THIS OPINION HAS NO PRECEDENTIAL VALUE. IT SHOULD NOT BE CITED OR RELIED ON AS PRECEDENT IN ANY PROCEEDING EXCEPT AS PROVIDED BY RULE 268(d)(2), SCACR.

THE STATE OF SOUTH CAROLINA
In The Court of Appeals

The State, Respondent,

v.

Clift Grant, III, Appellant.


Appeal From Berkeley County
Roger M. Young, Circuit Court Judge


Unpublished Opinion No.  2010-UP-401
Submitted September 1, 2010 –Filed September 14, 2010 


AFFIRMED


Appellate Defender Elizabeth A. Franklin-Best, of Columbia, for Appellant.

Attorney General Henry Dargan McMaster, Chief Deputy Attorney General John W. McIntosh, Assistant Deputy Attorney General Salley W. Elliott, Assistant Attorney General Christina J. Catoe, all of Columbia; and Solicitor Scarlett A. Wilson, of Charleston, for Respondent.

PER CURIAM:  Clift Grant, III appeals his sentence for voluntary manslaughter, arguing the trial court abused its discretion in denying his motion for reconsideration.  We affirm pursuant to Rule 220(b)(1), SCACR, and the following authorities: State v. Smith, 276 S.C. 494, 498, 280 S.E.2d 200, 202 (1981) (holding the trial court's ruling on a motion for reconsideration will not be disturbed on appeal absent an abuse of discretion);  State v. Follin, 352 S.C. 235, 257, 573 S.E.2d 812, 824 (Ct. App. 2002) ("[W]hen the record clearly reflects an appropriate basis for a disparate sentence, the sentencing judge may impose a different sentence on a co-defendant in a criminal trial."); Brooks v.

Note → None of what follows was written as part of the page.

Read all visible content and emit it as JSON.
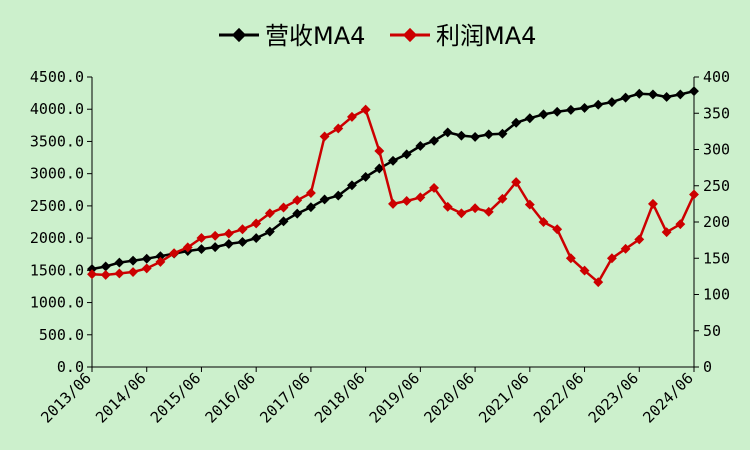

State, 325 S.C. 269, 271-72, 481 S.E.2d 712, 713 (1997) ("A trial judge is allowed broad discretion in sentencing within statutory limits. A sentence is not excessive if it is within statutory limitations and there are no facts supporting an allegation of prejudice against a defendant." (citations omitted)); S.C. Code Ann. § 16-3-50 (2003) ("A person convicted of manslaughter, or the unlawful killing of another without malice, express or implied, must be imprisoned not more than thirty years or less than two years.").   

AFFIRMED.[1]

FEW, C.J., HUFF and GEATHERS, JJ., concur. 


[1] We decide this case without oral argument pursuant to Rule 215, SCACR.